Tuned out

The Baltimore Sun

The Federal Communications Commission has been planning a move to higher-quality digital television for a very long time, so it's hard to understand why 6 million Americans will be without some of their favorite television shows this week when some television stations here and across the nation switch off their analog signals.

At fault are shortsighted federal bureaucrats who tried to accomplish the conversion on the cheap and made miscalculations that even the bumbling manager of The Office would have avoided. Among the likely victims are Baltimore-area fans of such TV shows as the CW's Privileged and Fox's American Idol as WNUV-Channel 54 and WBFF-Channel 45 go digital Wednesday.

The government didn't budget enough money to pay for an adequate supply of government coupons intended to help pay for the equipment boxes needed to convert the new digital signals for use with analog televisions. Compounding that problem, the agency sent the coupons by third-class mail, delaying their delivery for weeks. Meanwhile, stores might not have enough converter boxes on hand to meet demand, with or without the discount coupon.

By early this month, more than 4 million Americans were on a coupon waiting list and Congress passed emergency legislation delaying the switch to digital until June 12. Last Monday, President Barack Obama signed the bill into law.

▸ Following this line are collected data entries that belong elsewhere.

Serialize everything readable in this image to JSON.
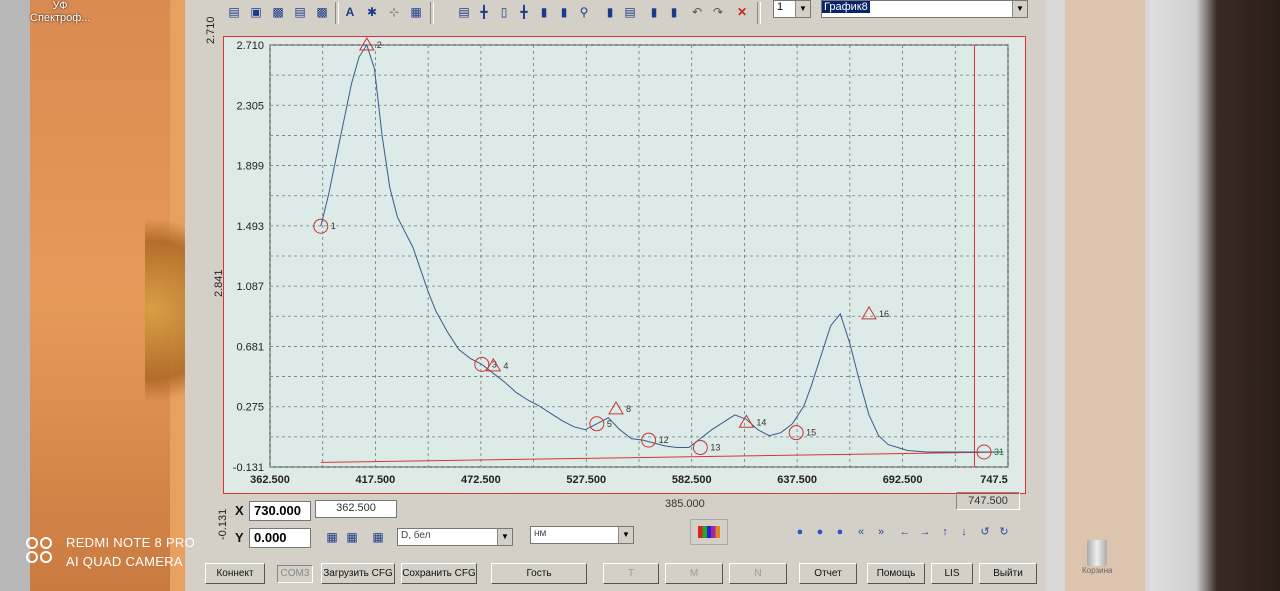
{
  "desktop": {
    "icon_label_line1": "УФ",
    "icon_label_line2": "Спектроф..."
  },
  "watermark": {
    "line1": "REDMI NOTE 8 PRO",
    "line2": "AI QUAD CAMERA"
  },
  "recycle_bin_label": "Корзина",
  "toolbar": {
    "combo_number": "1",
    "combo_graph": "График8"
  },
  "side": {
    "top_value": "2.710",
    "mid_value": "2.841",
    "bottom_value": "-0.131"
  },
  "chart_data": {
    "type": "line",
    "y_ticks": [
      "2.710",
      "2.305",
      "1.899",
      "1.493",
      "1.087",
      "0.681",
      "0.275",
      "-0.131"
    ],
    "x_ticks": [
      "362.500",
      "417.500",
      "472.500",
      "527.500",
      "582.500",
      "637.500",
      "692.500",
      "747.5"
    ],
    "xlim": [
      362.5,
      747.5
    ],
    "ylim": [
      -0.131,
      2.71
    ],
    "grid": true,
    "x": [
      389,
      393,
      397,
      401,
      405,
      409,
      413,
      417,
      421,
      425,
      429,
      433,
      437,
      441,
      445,
      449,
      455,
      461,
      467,
      473,
      479,
      485,
      491,
      497,
      503,
      509,
      515,
      521,
      527,
      533,
      539,
      545,
      551,
      557,
      563,
      569,
      575,
      581,
      587,
      593,
      599,
      605,
      611,
      617,
      623,
      629,
      635,
      641,
      645,
      650,
      655,
      660,
      665,
      670,
      675,
      680,
      685,
      690,
      695,
      705,
      715,
      725,
      735,
      745
    ],
    "y": [
      1.49,
      1.7,
      1.95,
      2.2,
      2.45,
      2.63,
      2.71,
      2.55,
      2.1,
      1.75,
      1.55,
      1.45,
      1.35,
      1.2,
      1.05,
      0.92,
      0.78,
      0.66,
      0.6,
      0.56,
      0.5,
      0.44,
      0.37,
      0.32,
      0.28,
      0.23,
      0.18,
      0.14,
      0.12,
      0.16,
      0.2,
      0.12,
      0.06,
      0.05,
      0.03,
      0.01,
      0.0,
      0.0,
      0.06,
      0.12,
      0.17,
      0.22,
      0.19,
      0.12,
      0.08,
      0.1,
      0.16,
      0.28,
      0.42,
      0.62,
      0.82,
      0.9,
      0.7,
      0.45,
      0.22,
      0.08,
      0.02,
      0.0,
      -0.02,
      -0.03,
      -0.03,
      -0.03,
      -0.03,
      -0.03
    ],
    "baseline": {
      "x": [
        389,
        745
      ],
      "y": [
        -0.1,
        -0.03
      ]
    },
    "cursor_x": 730,
    "markers": [
      {
        "label": "1",
        "shape": "circle",
        "x": 389,
        "y": 1.49
      },
      {
        "label": "2",
        "shape": "triangle",
        "x": 413,
        "y": 2.71
      },
      {
        "label": "3",
        "shape": "circle",
        "x": 473,
        "y": 0.56
      },
      {
        "label": "4",
        "shape": "triangle",
        "x": 479,
        "y": 0.55
      },
      {
        "label": "5",
        "shape": "circle",
        "x": 533,
        "y": 0.16
      },
      {
        "label": "8",
        "shape": "triangle",
        "x": 543,
        "y": 0.26
      },
      {
        "label": "12",
        "shape": "circle",
        "x": 560,
        "y": 0.05
      },
      {
        "label": "13",
        "shape": "circle",
        "x": 587,
        "y": 0.0
      },
      {
        "label": "14",
        "shape": "triangle",
        "x": 611,
        "y": 0.17
      },
      {
        "label": "15",
        "shape": "circle",
        "x": 637,
        "y": 0.1
      },
      {
        "label": "16",
        "shape": "triangle",
        "x": 675,
        "y": 0.9
      },
      {
        "label": "31",
        "shape": "circle",
        "x": 735,
        "y": -0.03
      }
    ]
  },
  "coords": {
    "x_label": "X",
    "x_value": "730.000",
    "y_label": "Y",
    "y_value": "0.000",
    "x_start": "362.500",
    "x_span": "385.000",
    "x_end": "747.500"
  },
  "selects": {
    "mode": "D, бел",
    "units": "нм"
  },
  "buttons": {
    "connect": "Коннект",
    "port": "COM3",
    "load_cfg": "Загрузить CFG",
    "save_cfg": "Сохранить CFG",
    "guest": "Гость",
    "t": "T",
    "m": "M",
    "n": "N",
    "report": "Отчет",
    "help": "Помощь",
    "lis": "LIS",
    "exit": "Выйти"
  }
}
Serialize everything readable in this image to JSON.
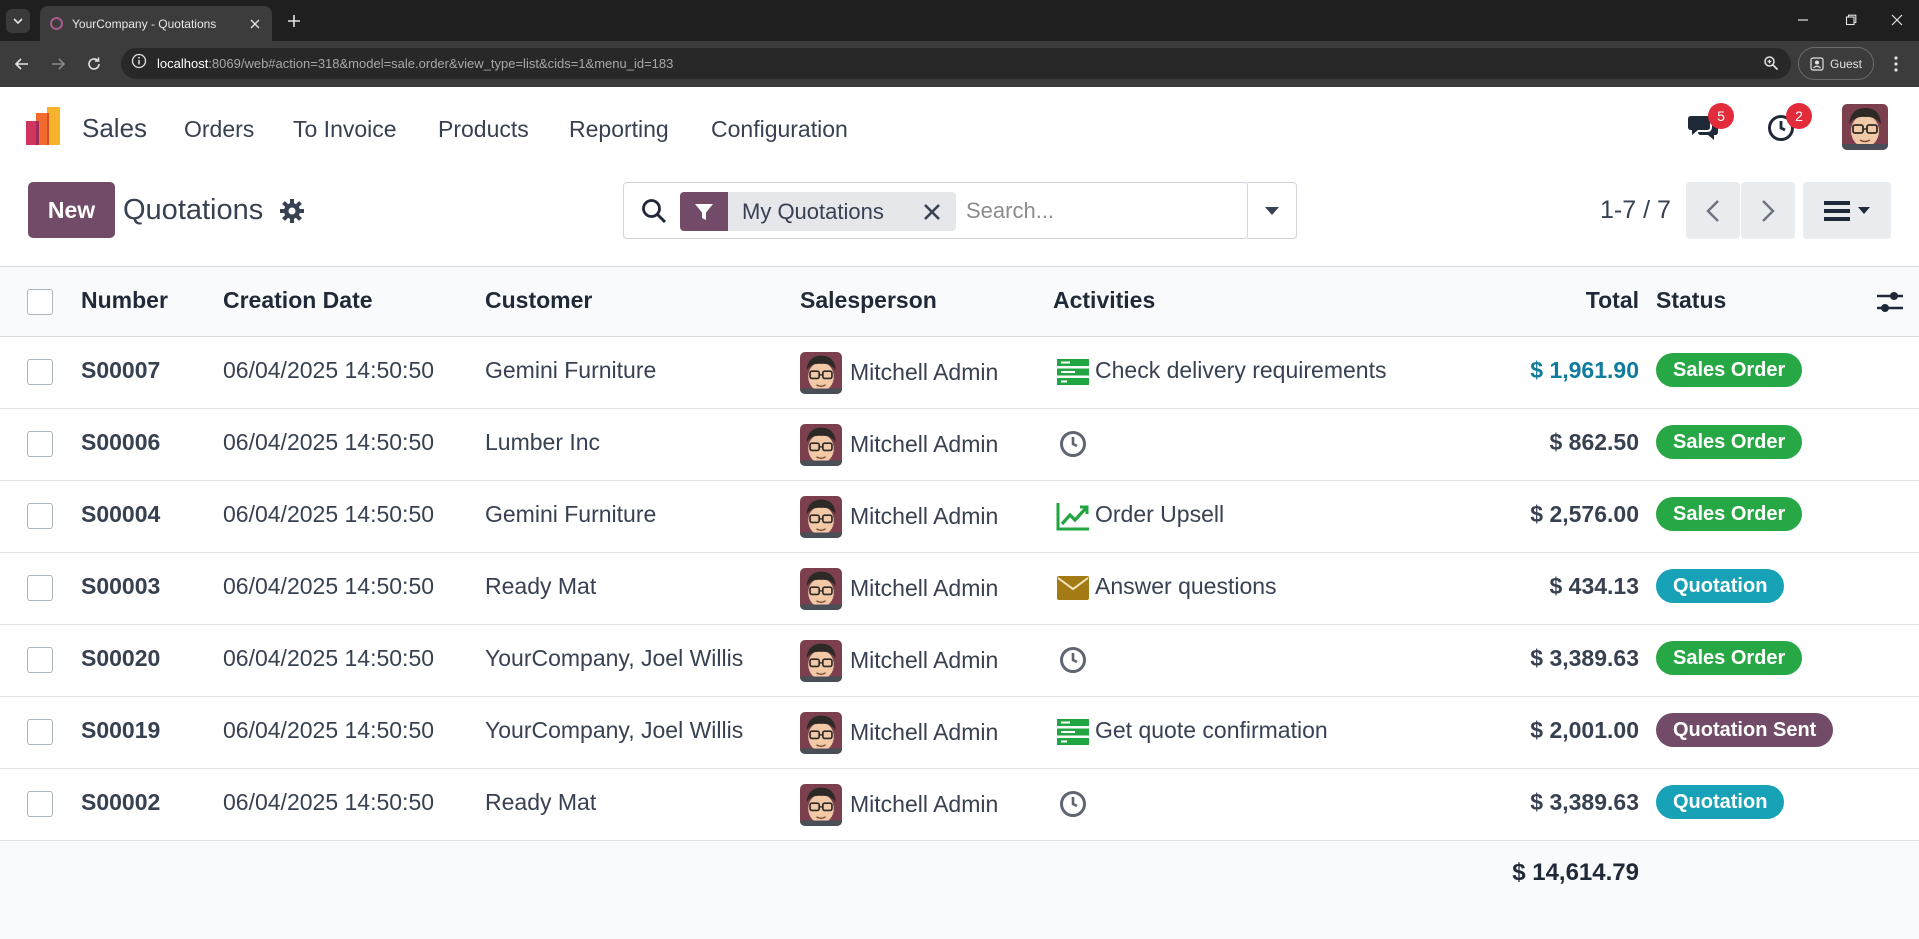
{
  "browser": {
    "tab_title": "YourCompany - Quotations",
    "url_host": "localhost",
    "url_rest": ":8069/web#action=318&model=sale.order&view_type=list&cids=1&menu_id=183",
    "profile_label": "Guest"
  },
  "navbar": {
    "app_name": "Sales",
    "menu": [
      "Orders",
      "To Invoice",
      "Products",
      "Reporting",
      "Configuration"
    ],
    "messages_count": "5",
    "activities_count": "2"
  },
  "control_panel": {
    "new_label": "New",
    "title": "Quotations",
    "facet_label": "My Quotations",
    "search_placeholder": "Search...",
    "pager": "1-7 / 7"
  },
  "table": {
    "headers": {
      "number": "Number",
      "creation_date": "Creation Date",
      "customer": "Customer",
      "salesperson": "Salesperson",
      "activities": "Activities",
      "total": "Total",
      "status": "Status"
    },
    "rows": [
      {
        "number": "S00007",
        "date": "06/04/2025 14:50:50",
        "customer": "Gemini Furniture",
        "salesperson": "Mitchell Admin",
        "activity_icon": "todo-icon",
        "activity": "Check delivery requirements",
        "total": "$ 1,961.90",
        "status": "Sales Order"
      },
      {
        "number": "S00006",
        "date": "06/04/2025 14:50:50",
        "customer": "Lumber Inc",
        "salesperson": "Mitchell Admin",
        "activity_icon": "clock-icon",
        "activity": "",
        "total": "$ 862.50",
        "status": "Sales Order"
      },
      {
        "number": "S00004",
        "date": "06/04/2025 14:50:50",
        "customer": "Gemini Furniture",
        "salesperson": "Mitchell Admin",
        "activity_icon": "chart-line-icon",
        "activity": "Order Upsell",
        "total": "$ 2,576.00",
        "status": "Sales Order"
      },
      {
        "number": "S00003",
        "date": "06/04/2025 14:50:50",
        "customer": "Ready Mat",
        "salesperson": "Mitchell Admin",
        "activity_icon": "envelope-icon",
        "activity": "Answer questions",
        "total": "$ 434.13",
        "status": "Quotation"
      },
      {
        "number": "S00020",
        "date": "06/04/2025 14:50:50",
        "customer": "YourCompany, Joel Willis",
        "salesperson": "Mitchell Admin",
        "activity_icon": "clock-icon",
        "activity": "",
        "total": "$ 3,389.63",
        "status": "Sales Order"
      },
      {
        "number": "S00019",
        "date": "06/04/2025 14:50:50",
        "customer": "YourCompany, Joel Willis",
        "salesperson": "Mitchell Admin",
        "activity_icon": "todo-icon",
        "activity": "Get quote confirmation",
        "total": "$ 2,001.00",
        "status": "Quotation Sent"
      },
      {
        "number": "S00002",
        "date": "06/04/2025 14:50:50",
        "customer": "Ready Mat",
        "salesperson": "Mitchell Admin",
        "activity_icon": "clock-icon",
        "activity": "",
        "total": "$ 3,389.63",
        "status": "Quotation"
      }
    ],
    "grand_total": "$ 14,614.79"
  },
  "colors": {
    "brand": "#714b67",
    "sales_order": "#28a745",
    "quotation": "#17a2b8",
    "quotation_sent": "#714b67",
    "highlight_total": "#0f7c9e",
    "activity_green": "#21a441",
    "activity_amber": "#a37a14"
  }
}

But now 500 stations are planning to go ahead with the original plan to shut off analog signals Tuesday, claiming economic hardship. Another 190 stations had received permission to go all-digital. Combined, that's almost 40 percent of local stations nationally.

FCC officials say it's possible that some stations could be barred from converting this week, but given the bureaucratic fumbling thus far, it's likely that many viewers will find themselves deprived of their favorite entertainment for weeks or months to come. This is no way to regulate our television industry.